Intel today launched its new Intel Xeon Scalable processors, claiming that they sport an average 65% performance boost over its prior Broadwell chips.
The Intel Xeon Scalable Processor offers different levels of scale and performance capabilities. Options include:
- Intel Xeon Platinum Processor: Offers best performance, hardware-enhanced security, and business agility to support
mission-critical, real-time analytics, and AI, workload-optimized for general purpose compute and multi-cloud deployments, and performance for the most demanding storage and networking workloads and designed for 99.999% service availability
- Intel Xeon Gold Processor: Offers great performance, fast memory, more IO/accelerator engines, and advanced RAS for significant workload-optimized performance and platform
improvements for general purpose compute.
- Intel Xeon Silver Processor: Offers efficient performance for solid compute capability and moderate range of workloads.
- Intel Xeon Bronze Processor: Offers entry performance for light range workloads and delivers capability upgrades vs. Intel Xeon E3.
The top-end versions of the new Xeon Scalable family nudge ahead of rival AMD's recently released Epyc CPUs in performance but don't pack as much I/O. Nevertheless, AMD's Epyc and a rising tide of ARM-based server chips from Qualcomm and others are expected to find significant footholds in the broad and diverse cloud computing sector.
According to data released by Intel, the Platinum 8180 and 8160 versions of Skylake edged AMD's Epyc 7601 by 2% to 28% in performance and by 12% to 22% in performance/watt on the Specint_rate2006 benchmark. But as always, have in mind that these results could be skewed by Intel's tendency to use optimized compilers for its benchmarks compared to standard ones that AMD uses.
The high-end 8100 series packs 28 cores running at up to 3.6 GHz with up to 48 PCIe 3.0 lanes and six channels of DDR4-2666 memory. AMD's high-end Epyc packs up to 32 cores and all nine of its family support 128 PCI Express 3.0 lanes and eight DDR4-2666 channels.
Intel showed tests with two dozen companies, each with different workloads. Results ranged from Skylake beating Broadwell chips by 1.4x for Ansys manufacturing software to 2.2x for apps using Skylake along with Intel's proprietary Optane solid-state memory drives.
Last month, AMD showed a range of benchmarks for Epyc that averaged around 45% more performance than Broadwell. However, the server sector includes a wide range of markets and requirements, many where Intel will have an edge and a few where AMD may score hits.
For example, AMD hopes to use its advantage in PCIe and DDR4 to replace dual-socket Broadwell with single-socket Epyc servers. However, Skylake's new AVX-512 vector processing extensions far outstrip Epyc's abilities in floating-point intensive jobs.
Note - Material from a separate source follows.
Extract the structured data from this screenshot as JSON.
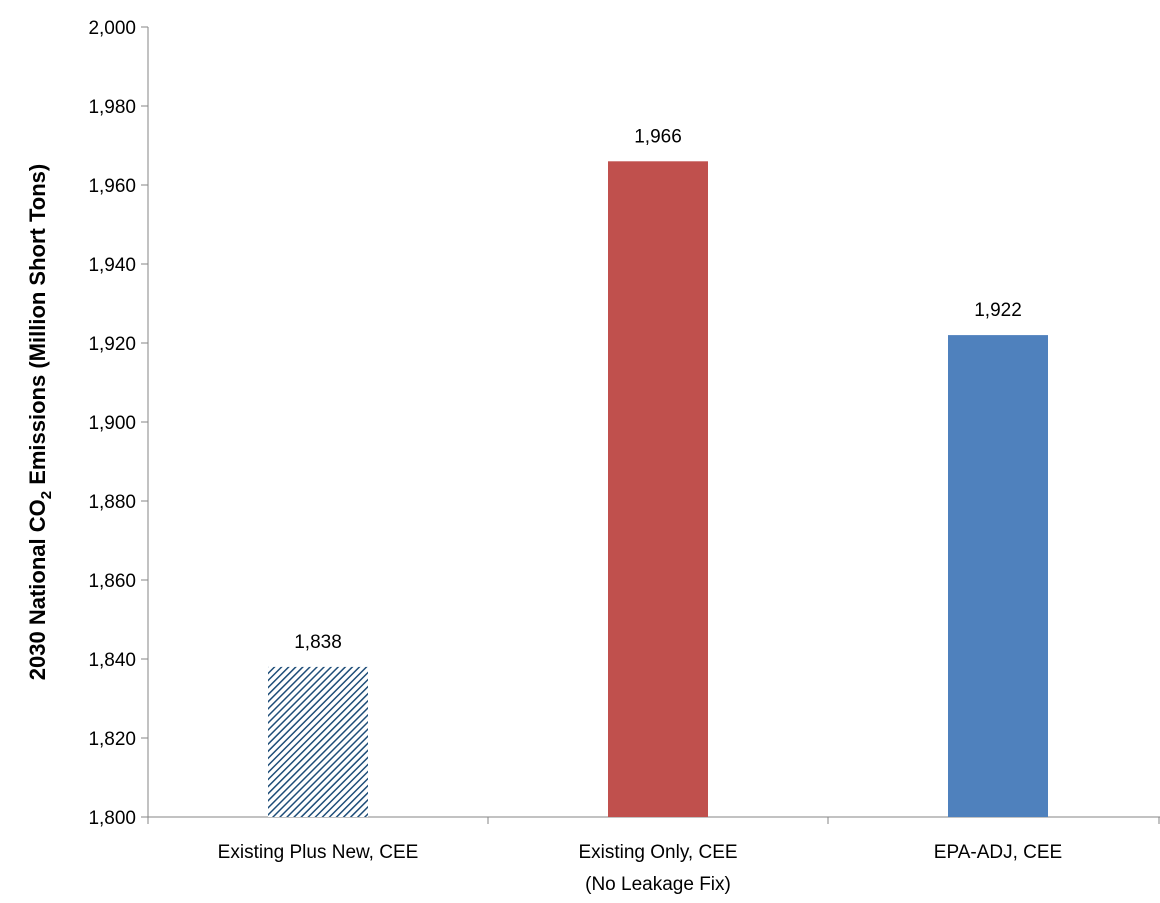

Skylake uses a single processor die with a separate I/O chip. Epyc packs four die in a package including I/O, giving AMD greater flexibility and lower cost at the expense of latency in some operations.
Skylake's gains come from a list of generally step-wise innovations, including an upgraded microarchitecture and expanded instruction set. The chips use a mesh network-on-chip that Intel says provides more bandwidth and more consistent low latencies than prior ring buses. Mesh architecture aligns cores, on-chip cache banks, memory controllers, and I/O controllers which are organized in rows and columns, with wires and switches connecting them at each intersection to allow for turns, resulting in improved performance and greater energy efficiency "similar to a well-designed highway system that lets traffic flow at the optimal speed without congestion," as Intel says.
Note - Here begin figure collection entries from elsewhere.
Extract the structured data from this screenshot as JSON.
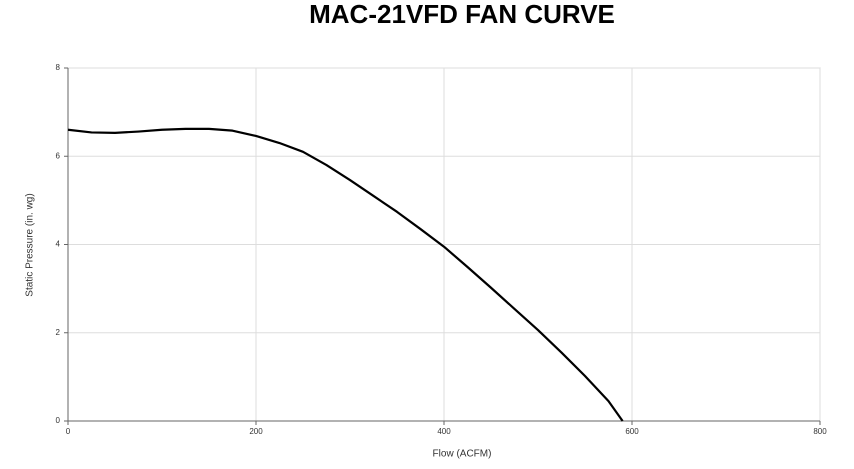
{
  "chart_data": {
    "type": "line",
    "title": "MAC-21VFD FAN CURVE",
    "x_label": "Flow (ACFM)",
    "y_label": "Static Pressure (in. wg)",
    "x": [
      0,
      25,
      50,
      75,
      100,
      125,
      150,
      175,
      200,
      225,
      250,
      275,
      300,
      325,
      350,
      375,
      400,
      425,
      450,
      475,
      500,
      525,
      550,
      575,
      590
    ],
    "series": [
      {
        "name": "Fan Curve",
        "color": "#000000",
        "values": [
          6.6,
          6.54,
          6.53,
          6.56,
          6.6,
          6.62,
          6.62,
          6.58,
          6.46,
          6.3,
          6.1,
          5.8,
          5.46,
          5.1,
          4.74,
          4.35,
          3.95,
          3.49,
          3.02,
          2.54,
          2.06,
          1.55,
          1.02,
          0.45,
          0
        ]
      }
    ],
    "xlim": [
      0,
      800
    ],
    "xticks": [
      0,
      200,
      400,
      600,
      800
    ],
    "ylim": [
      0,
      8
    ],
    "yticks": [
      0,
      2,
      4,
      6,
      8
    ],
    "grid": true
  }
}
AVX-512 doubles single- and double-precision performance to 64 and 32 flops/cycle, respectively, over the AVX2 on Broadwell. It does this while maintaining the same power levels and lowering frequency requirements of Intel's previous chips.
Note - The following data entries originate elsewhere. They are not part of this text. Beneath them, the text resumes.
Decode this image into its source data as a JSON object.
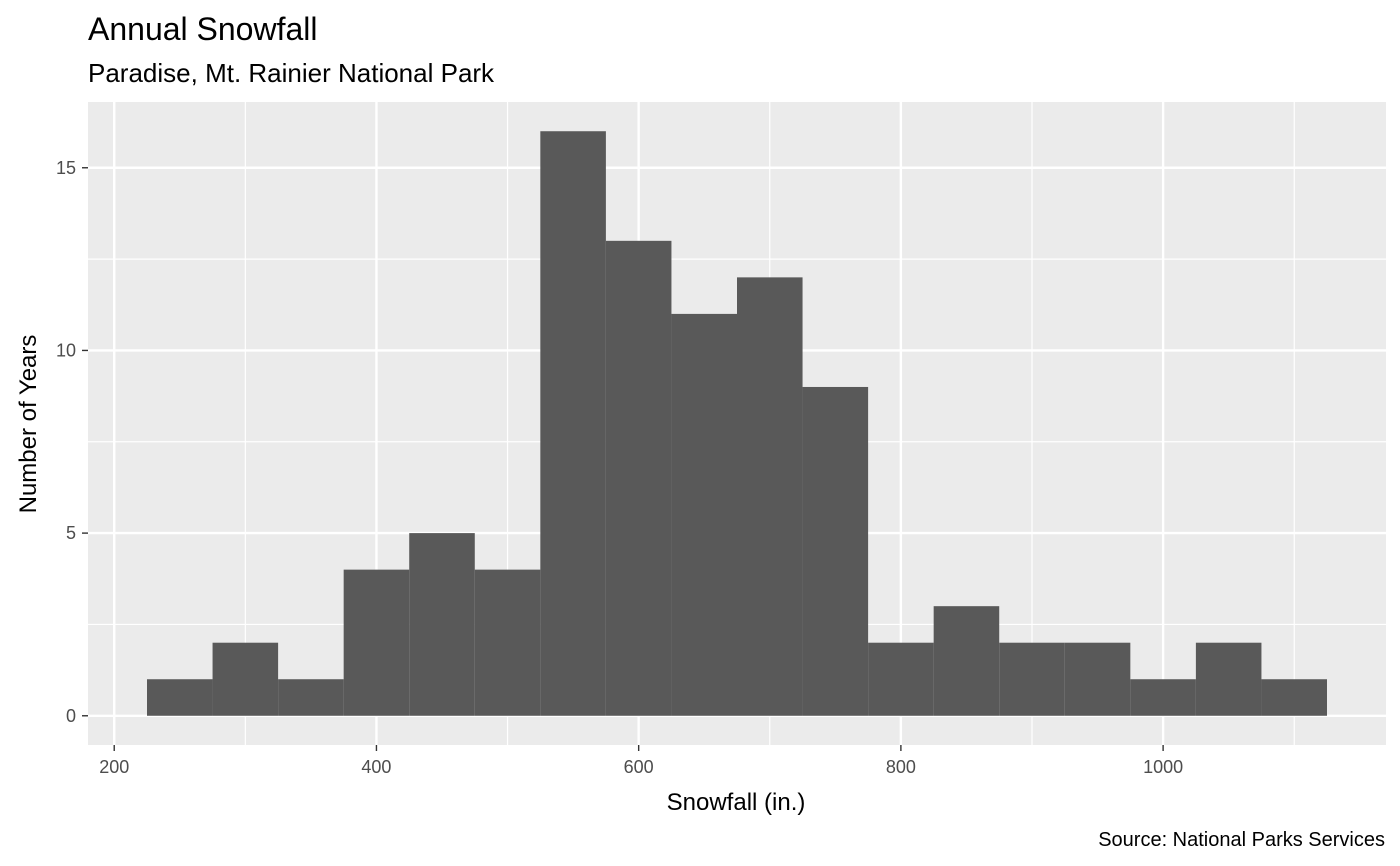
{
  "chart_data": {
    "type": "bar",
    "title": "Annual Snowfall",
    "subtitle": "Paradise, Mt. Rainier National Park",
    "xlabel": "Snowfall (in.)",
    "ylabel": "Number of Years",
    "caption": "Source: National Parks Services",
    "xlim": [
      180,
      1170
    ],
    "ylim": [
      -0.8,
      16.8
    ],
    "x_ticks": [
      200,
      400,
      600,
      800,
      1000
    ],
    "y_ticks": [
      0,
      5,
      10,
      15
    ],
    "x_tick_labels": [
      "200",
      "400",
      "600",
      "800",
      "1000"
    ],
    "y_tick_labels": [
      "0",
      "5",
      "10",
      "15"
    ],
    "grid": true,
    "bar_color": "#595959",
    "panel_color": "#ebebeb",
    "bins": [
      {
        "x0": 225,
        "x1": 275,
        "count": 1
      },
      {
        "x0": 275,
        "x1": 325,
        "count": 2
      },
      {
        "x0": 325,
        "x1": 375,
        "count": 1
      },
      {
        "x0": 375,
        "x1": 425,
        "count": 4
      },
      {
        "x0": 425,
        "x1": 475,
        "count": 5
      },
      {
        "x0": 475,
        "x1": 525,
        "count": 4
      },
      {
        "x0": 525,
        "x1": 575,
        "count": 16
      },
      {
        "x0": 575,
        "x1": 625,
        "count": 13
      },
      {
        "x0": 625,
        "x1": 675,
        "count": 11
      },
      {
        "x0": 675,
        "x1": 725,
        "count": 12
      },
      {
        "x0": 725,
        "x1": 775,
        "count": 9
      },
      {
        "x0": 775,
        "x1": 825,
        "count": 2
      },
      {
        "x0": 825,
        "x1": 875,
        "count": 3
      },
      {
        "x0": 875,
        "x1": 925,
        "count": 2
      },
      {
        "x0": 925,
        "x1": 975,
        "count": 2
      },
      {
        "x0": 975,
        "x1": 1025,
        "count": 1
      },
      {
        "x0": 1025,
        "x1": 1075,
        "count": 2
      },
      {
        "x0": 1075,
        "x1": 1125,
        "count": 1
      }
    ]
  }
}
The extensions support up to 85.33 INT8 and 64 FP32 operations/cycle per core, boosting performance on machine-learning training and inference jobs, said Intel, adding that Skylake gives a 3.4x boost over Broadwell in integer general matrix multiply tasks.
Rather than expanding cache size, Intel revamped its approach to caching. Thus, the chips use slightly less memory but they are better optimized for data centers.
The companion I/O chip for Skylake, called Lewisburg, supports four 10G Ethernet ports compared to a single GE port for the Broadwell I/O chip. It is also the first to integrate the crypto and compression functions that Intel calls its Quick Assist technology.
Intel also boosted its processor bus, now called the Ultra Path Interconnect, from 9.6 to 10.4 GTransfers/second. It put up to three of the links on high-end chips.
The Xeon Scalable family consists of nearly 50 versions made in different variants of Intel's 14-nm process. Prices range from nearly $9,000 for eight-socket versions to about $400 for entry-level parts.
They range from consuming 205 to 70 W. The low-end bronze 3100 series uses up to eight cores running at 1.7 GHz, supporting DDR4-2133 but not dual threading.
A handful of the new devices put Intel's Omnipath interconnect in the same package as the processor for high-performance computing. Intel is sampling versions that put an FPGA in the package but won't ship the products until early next year.